Cependant, année commune, la France avait de quoi se nourrir, et quelquefois de quoi vendre. On se plaignit toujours (et il faut se plaindre pour qu’on vous suce un peu moins) ; mais la France, depuis 1661 jusqu’au commencement du XVIIIe siècle, fut au plus haut point de grandeur. Ce n’était pas la vente de son blé qui la rendait si puissante, c’était son excellent vin de Bourgogne, de Champagne, et de Bordeaux ; le débit de ses eaux-de-vie dans tout le Nord, de son huile, de ses fruits, de son sel, de ses toiles, de ses draps, des magnifiques étoffes de Lyon et même de Tours, de ses rubans, de ses modes de toute espèce ; enfin les progrès de l’industrie. Le pays est si bon, le peuple si laborieux, que la révocation de l’édit de Nantes ne put faire périr l’État. Il n’y a peut-être pas une preuve plus convaincante de sa force.

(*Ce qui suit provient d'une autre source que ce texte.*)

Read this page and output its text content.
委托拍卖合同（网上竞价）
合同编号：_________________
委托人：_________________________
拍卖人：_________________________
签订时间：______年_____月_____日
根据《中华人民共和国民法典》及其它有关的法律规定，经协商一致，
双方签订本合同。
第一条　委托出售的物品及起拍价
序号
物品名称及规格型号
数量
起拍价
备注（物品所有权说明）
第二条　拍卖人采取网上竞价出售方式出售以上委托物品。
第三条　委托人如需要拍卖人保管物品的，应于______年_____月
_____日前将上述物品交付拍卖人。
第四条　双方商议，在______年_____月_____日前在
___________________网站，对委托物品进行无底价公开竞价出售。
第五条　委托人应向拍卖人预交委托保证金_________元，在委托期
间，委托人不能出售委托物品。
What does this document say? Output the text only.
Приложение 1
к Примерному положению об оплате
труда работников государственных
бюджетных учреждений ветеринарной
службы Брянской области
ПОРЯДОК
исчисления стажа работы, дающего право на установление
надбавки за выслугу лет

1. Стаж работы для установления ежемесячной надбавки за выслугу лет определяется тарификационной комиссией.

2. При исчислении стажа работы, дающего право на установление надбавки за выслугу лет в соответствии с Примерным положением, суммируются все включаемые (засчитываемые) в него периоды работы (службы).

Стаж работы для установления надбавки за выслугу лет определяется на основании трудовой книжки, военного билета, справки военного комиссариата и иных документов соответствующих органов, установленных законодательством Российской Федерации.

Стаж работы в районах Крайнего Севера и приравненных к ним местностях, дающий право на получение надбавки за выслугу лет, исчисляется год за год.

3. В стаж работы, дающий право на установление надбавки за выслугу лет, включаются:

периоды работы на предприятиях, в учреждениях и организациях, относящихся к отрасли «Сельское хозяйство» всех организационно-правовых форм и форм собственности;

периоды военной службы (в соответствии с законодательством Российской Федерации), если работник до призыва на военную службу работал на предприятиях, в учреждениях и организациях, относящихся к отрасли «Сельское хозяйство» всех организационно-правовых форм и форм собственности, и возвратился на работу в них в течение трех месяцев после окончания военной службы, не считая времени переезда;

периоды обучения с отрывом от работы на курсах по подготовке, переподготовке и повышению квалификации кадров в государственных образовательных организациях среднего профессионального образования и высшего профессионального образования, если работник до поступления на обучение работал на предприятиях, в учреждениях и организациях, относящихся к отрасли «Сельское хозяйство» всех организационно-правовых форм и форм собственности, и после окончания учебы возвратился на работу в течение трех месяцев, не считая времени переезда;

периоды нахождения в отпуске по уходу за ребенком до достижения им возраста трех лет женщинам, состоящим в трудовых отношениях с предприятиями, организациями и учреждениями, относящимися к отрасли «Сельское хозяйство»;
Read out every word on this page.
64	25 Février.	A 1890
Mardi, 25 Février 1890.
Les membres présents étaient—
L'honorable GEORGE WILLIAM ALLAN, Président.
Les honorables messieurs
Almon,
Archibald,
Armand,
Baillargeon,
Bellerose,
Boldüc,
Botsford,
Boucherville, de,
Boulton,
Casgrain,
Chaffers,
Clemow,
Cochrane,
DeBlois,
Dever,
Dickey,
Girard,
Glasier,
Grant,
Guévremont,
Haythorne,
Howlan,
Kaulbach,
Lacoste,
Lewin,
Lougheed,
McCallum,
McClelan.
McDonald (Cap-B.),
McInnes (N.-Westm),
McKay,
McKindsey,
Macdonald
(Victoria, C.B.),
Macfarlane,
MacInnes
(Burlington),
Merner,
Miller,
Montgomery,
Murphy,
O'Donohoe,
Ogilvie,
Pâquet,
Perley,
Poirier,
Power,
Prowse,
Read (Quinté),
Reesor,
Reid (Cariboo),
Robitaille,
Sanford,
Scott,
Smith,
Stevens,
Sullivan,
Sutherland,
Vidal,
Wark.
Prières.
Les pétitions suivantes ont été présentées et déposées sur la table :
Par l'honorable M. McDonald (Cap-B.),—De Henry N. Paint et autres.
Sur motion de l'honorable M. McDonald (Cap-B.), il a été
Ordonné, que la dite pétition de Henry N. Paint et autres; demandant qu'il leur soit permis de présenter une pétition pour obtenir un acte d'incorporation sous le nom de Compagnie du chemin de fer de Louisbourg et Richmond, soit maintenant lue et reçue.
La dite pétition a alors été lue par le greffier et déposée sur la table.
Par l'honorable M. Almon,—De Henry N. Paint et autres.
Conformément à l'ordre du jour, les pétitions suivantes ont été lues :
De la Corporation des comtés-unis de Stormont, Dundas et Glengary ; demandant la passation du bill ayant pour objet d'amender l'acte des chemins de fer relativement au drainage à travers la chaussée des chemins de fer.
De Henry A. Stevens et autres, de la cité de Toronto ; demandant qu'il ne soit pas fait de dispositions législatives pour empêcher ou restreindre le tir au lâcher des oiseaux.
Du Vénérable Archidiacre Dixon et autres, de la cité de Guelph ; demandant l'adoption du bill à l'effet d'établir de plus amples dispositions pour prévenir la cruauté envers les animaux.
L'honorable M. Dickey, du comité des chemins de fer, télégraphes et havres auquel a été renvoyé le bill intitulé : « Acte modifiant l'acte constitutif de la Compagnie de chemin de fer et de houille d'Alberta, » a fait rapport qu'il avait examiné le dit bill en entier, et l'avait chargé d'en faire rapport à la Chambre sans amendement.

Le blé resta toujours à vil prix : la main-d’œuvre par conséquent ne fut pas chère ; le commerce prospéra, et on cria toujours contre la dureté du temps.
La nation ne mourut pas de la disette horrible de 1709 ; elle fut très-malade, mais elle réchappa. Nous ne parlons ici que du blé, qui manqua absolument ; il fallut que les Français en achetassent de leurs ennemis mêmes ; les Hollandais en fournirent seuls autant que les Turcs.
Quelques désastres que la France ait éprouvés, quelques succès qu’elle ait eus ; que les vignes aient gelé, ou qu’elles aient produit autant de grappes que dans la Jérusalem céleste, le prix du blé a toujours été assez uniforme, et, année commune, un setier de blé a toujours payé quatre paires de souliers depuis Charlemagne[1].
Vers l’an 1750, la nation, rassasiée de vers, de tragédies, de comédies, d’opéras, de romans, d’histoires romanesques, de réflexions morales plus romanesques encore, et de disputes théologiques sur la grâce et sur les convulsions, se mit enfin à raisonner sur les blés.
On oublia même les vignes pour ne parler que de froment et de seigle. On écrivit des choses utiles sur l’agriculture : tout le monde les lut, excepté les laboureurs. On supposa, au sortir de l’Opéra-Comique, que la France avait prodigieusement de blé à vendre. Enfin le cri de la nation obtint du gouvernement, en 1764, la liberté de l’exportation[2].
- ↑ Mais il y a eu souvent d’énormes différences d’une année à l’autre ; et c’est ce qui cause la misère du peuple, parce que les salaires n’augmentent pas à proportion. (K.)
- ↑ Cette liberté fut limitée ; il ne sortit que très-peu de blé, et bientôt les mauvaises récoltes rendirent toute exportation impossible. Il résulterait deux grands biens d’une liberté absolue de l’exportation : l’encouragement de l’agriculture, et une plus grande constance dans le prix du grain. (K).